Pour mener à bien sa mission, elle doit faire équipe avec Jacob Summers, un autochtone sympathique mais quelque peu farfelu. Ensemble, ils doivent poser des transmetteurs sur les points les plus hauts autour de la ville et les orienter sur l’île Edwards pour récolter des données électromagnétiques et comprendre ainsi l’origine des mystérieux signaux que l’on capte désormais à Camena. Mais dès la première parabole mise en place et correctement orientée, un trou triangulaire se forme dans le ciel au-dessus de l’île, accompagné d’une tempête électrique amplifiant alors les phénomènes paranormaux. Entre les visions, les voyages spatio-temporels, les voix étranges aux propos obscurs, chacun peut aisément penser devenir fou. Que se passe-t-il ? Et quel est cet étrange culte de l’Ascendance qui cherche à ouvrir un portail pour modifier la réalité ?
Ksssssss Tchhhhhh Fiuuuuu
Comme dans le premier épisode, les phénomènes étranges et incompréhensibles sont légion. Il est bien difficile de comprendre ce qu’il se passe, mais cela est parfaitement maîtrisé avec une mise en scène impeccable. Si vous aimez le genre et que vous avez accroché avec Oxenfree, vous ne devriez pas être déçu. Exit par contre Alex, Ren, Jonas, Nona et Clarissa, nous sommes face à une nouvelle histoire autour de nouveaux personnages. Les références au premier opus sont toutefois bien présentes et pour bien tout appréhender, il est préférable (mais pas indispensable) d’être au fait de ce qu’il s’est précédemment passé. Rappelons que la durée de vie est assez mince, tout comme celle de sa suite (comptez 6 heures ou plus, suivant votre façon de jouer et votre volonté de bien tout explorer). Il serait donc dommage de passer à côté, surtout si vous êtes abonné à Netflix, puisque les deux épisodes sont disponibles gratuitement (malheureusement, encore uniquement sur tablettes et smartphones).

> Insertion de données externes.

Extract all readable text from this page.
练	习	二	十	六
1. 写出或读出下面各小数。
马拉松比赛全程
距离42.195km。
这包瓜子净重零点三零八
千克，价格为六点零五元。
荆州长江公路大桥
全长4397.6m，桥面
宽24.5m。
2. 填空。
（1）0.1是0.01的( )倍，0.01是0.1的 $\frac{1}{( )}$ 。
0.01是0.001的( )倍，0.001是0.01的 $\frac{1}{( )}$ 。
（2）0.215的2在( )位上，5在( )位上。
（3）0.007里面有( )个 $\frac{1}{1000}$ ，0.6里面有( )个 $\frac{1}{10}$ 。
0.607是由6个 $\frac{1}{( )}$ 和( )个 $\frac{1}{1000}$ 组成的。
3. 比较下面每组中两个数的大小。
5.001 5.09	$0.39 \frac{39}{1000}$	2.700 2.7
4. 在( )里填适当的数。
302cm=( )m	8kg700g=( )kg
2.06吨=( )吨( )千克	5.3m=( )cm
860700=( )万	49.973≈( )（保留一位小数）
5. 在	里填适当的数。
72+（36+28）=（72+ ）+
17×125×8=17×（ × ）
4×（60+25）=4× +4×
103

Nous sommes donc face à une histoire différente mais au concept identique, si ce n’est que l’on se trouve désormais sur la côte et que nous avons à faire à des trentenaires, et non plus à des ados, ce qui modifie inévitablement les rapports qu’ils entretiennent entre eux. On retrouve par exemple le principe du déverrouillage des portes avec les ondes radio, ou encore les phénomènes de possession, autour des fantômes de l’USS Kanaloa. Cela reste également un thriller narratif surnaturel où l’on doit effectuer des choix qui peuvent influer la suite du jeu et les statistiques de fin, notamment sur le plan des relations humaines et des quêtes annexes. Cet aspect a d’ailleurs été poussé plus loin dans Oxenfree II, et c’est tant mieux. Nous avons également un peu plus de temps pour réagir, ce qui n’est pas non plus un mal. Et chaque élément interactif est clairement signalé par un point lumineux dès lors que l’on s’en approche.
Chhhhiiiiii Bjiiiii Gzzzz
Sur le plan des nouveautés, on trouve un système de communication par talkie-walkie avec 9 canaux disponibles correspondant à 9 personnages différents avec qui on peut (ou pas) entrer en contact pour obtenir des informations. La carte est également plus lisible et aide plus efficacement à se repérer. Davantage ouvert, le monde d’Oxenfree II se découpe en plusieurs zones imposant des temps de chargement à chaque fois. Précisons que les dialogues se poursuivent toutefois au-delà de la transition, sans être interrompus, ce qui aurait été dommage pour un titre reposant beaucoup là-dessus pour son ambiance. S’il permet de se rendre où bon nous semble, le scénario oblige néanmoins à suivre un certain chemin pour avancer. Il faut parfois sauter, ou encore escalader, voire descendre en rappel, mais ce n’est pas non plus un jeu de plateforme, tout est automatisé. De plus, les cordes permettent de créer des raccourcis, mais seulement lorsque cela est prévu, limitant en attendant l’espace d’évolution, ce qui est plutôt bien vu.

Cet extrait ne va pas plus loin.